En la Ilustración, es notorio el odio de Voltaire hacia los judíos y el judaísmo. Otros destacados pensadores ilustrados, como Diderot, D’Holbach y Kant, expresaron opiniones igualmente hostiles hacia los judíos y/o el judaísmo. Algunos pensadores ilustrados que expresaron tales opiniones también se opusieron a la opresión de los judíos. Su esperanza, o tal vez su expectativa, era que una vez que los judíos dejaran de estar aislados de la corriente principal de la cultura europea, dejarían de estar deformados por el judaísmo; se volverían menos judíos y, en su opinión, más decentes.

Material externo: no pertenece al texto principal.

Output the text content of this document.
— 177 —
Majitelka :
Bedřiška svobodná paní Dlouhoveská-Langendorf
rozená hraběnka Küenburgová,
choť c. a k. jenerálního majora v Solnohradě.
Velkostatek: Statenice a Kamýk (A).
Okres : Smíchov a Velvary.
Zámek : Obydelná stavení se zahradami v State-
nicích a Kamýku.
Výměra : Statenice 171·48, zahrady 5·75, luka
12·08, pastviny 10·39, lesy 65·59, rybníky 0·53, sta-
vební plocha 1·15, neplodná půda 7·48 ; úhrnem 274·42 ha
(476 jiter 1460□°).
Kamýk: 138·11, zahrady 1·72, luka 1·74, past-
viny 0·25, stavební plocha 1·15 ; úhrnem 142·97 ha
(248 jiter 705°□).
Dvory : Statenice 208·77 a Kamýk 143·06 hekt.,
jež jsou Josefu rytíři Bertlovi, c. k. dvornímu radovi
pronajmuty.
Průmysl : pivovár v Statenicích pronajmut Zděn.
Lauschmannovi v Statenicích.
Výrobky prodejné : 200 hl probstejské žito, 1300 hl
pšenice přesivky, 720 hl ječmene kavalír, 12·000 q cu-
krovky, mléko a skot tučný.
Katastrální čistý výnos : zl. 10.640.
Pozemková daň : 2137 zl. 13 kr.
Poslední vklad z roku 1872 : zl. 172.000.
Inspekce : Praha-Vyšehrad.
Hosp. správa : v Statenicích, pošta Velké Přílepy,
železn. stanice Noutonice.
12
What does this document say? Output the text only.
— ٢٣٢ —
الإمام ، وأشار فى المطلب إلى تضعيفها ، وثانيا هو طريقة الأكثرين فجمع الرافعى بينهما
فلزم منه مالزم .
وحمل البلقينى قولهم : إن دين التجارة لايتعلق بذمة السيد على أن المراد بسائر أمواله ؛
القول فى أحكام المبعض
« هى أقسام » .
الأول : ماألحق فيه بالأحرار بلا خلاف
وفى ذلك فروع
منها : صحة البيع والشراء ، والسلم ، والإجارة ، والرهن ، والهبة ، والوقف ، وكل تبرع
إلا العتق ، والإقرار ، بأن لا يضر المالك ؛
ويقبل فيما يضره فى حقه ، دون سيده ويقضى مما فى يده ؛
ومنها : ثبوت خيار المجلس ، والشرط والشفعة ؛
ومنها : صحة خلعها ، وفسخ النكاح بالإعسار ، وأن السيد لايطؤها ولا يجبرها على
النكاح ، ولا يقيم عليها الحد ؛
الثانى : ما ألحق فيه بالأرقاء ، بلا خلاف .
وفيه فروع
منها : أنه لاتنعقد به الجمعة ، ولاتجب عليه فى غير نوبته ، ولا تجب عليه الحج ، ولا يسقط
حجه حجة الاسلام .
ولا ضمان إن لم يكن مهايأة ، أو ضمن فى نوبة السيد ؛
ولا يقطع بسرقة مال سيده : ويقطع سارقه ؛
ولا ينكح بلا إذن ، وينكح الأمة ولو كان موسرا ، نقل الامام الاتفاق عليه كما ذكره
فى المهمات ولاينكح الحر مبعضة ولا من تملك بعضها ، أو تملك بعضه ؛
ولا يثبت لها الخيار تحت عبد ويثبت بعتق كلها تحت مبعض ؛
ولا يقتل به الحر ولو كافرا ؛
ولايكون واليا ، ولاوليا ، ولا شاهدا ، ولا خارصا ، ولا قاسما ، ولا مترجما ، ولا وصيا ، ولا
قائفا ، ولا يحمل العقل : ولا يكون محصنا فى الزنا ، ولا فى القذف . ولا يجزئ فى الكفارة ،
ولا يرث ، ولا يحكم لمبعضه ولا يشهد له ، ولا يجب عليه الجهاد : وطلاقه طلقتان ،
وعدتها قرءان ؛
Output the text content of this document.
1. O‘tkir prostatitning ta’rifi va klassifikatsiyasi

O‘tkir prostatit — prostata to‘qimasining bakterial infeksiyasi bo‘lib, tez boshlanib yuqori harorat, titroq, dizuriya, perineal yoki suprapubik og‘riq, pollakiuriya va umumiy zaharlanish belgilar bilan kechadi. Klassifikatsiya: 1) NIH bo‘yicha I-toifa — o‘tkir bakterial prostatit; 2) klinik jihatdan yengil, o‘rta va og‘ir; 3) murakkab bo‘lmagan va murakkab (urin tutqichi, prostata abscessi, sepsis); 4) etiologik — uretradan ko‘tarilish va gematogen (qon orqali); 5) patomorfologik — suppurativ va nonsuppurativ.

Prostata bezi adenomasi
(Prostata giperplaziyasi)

Este antisemitismo ilustrado no era desconocido en Estados Unidos. Aunque nuestro tercer presidente simpatizaba personalmente con los judíos, era hostil al judaísmo. Las opiniones de Jefferson se hacían eco de las de Voltaire. Los judíos, según Jefferson:

presentaban como objeto de su culto a un ser de carácter terrible, cruel, vengativo, caprichoso e injusto. … Moisés había atado a los judíos a muchas ceremonias ociosas, mimos y observancias, sin ningún efecto para producir las utilidades sociales que constituyen la esencia de la virtud … [e] inculcó en su pueblo el espíritu más antisocial hacia otras naciones. … [Jesús contendió con] los sacerdotes de la superstición, una raza sanguinaria, tan cruel y despiadada como el ser a quien representaban como el Dios familiar de Abraham, de Isaac y de Jacob, y el Dios local de Israel. Además, no cesaban de tenderle trampas para enredarle en la red de la ley.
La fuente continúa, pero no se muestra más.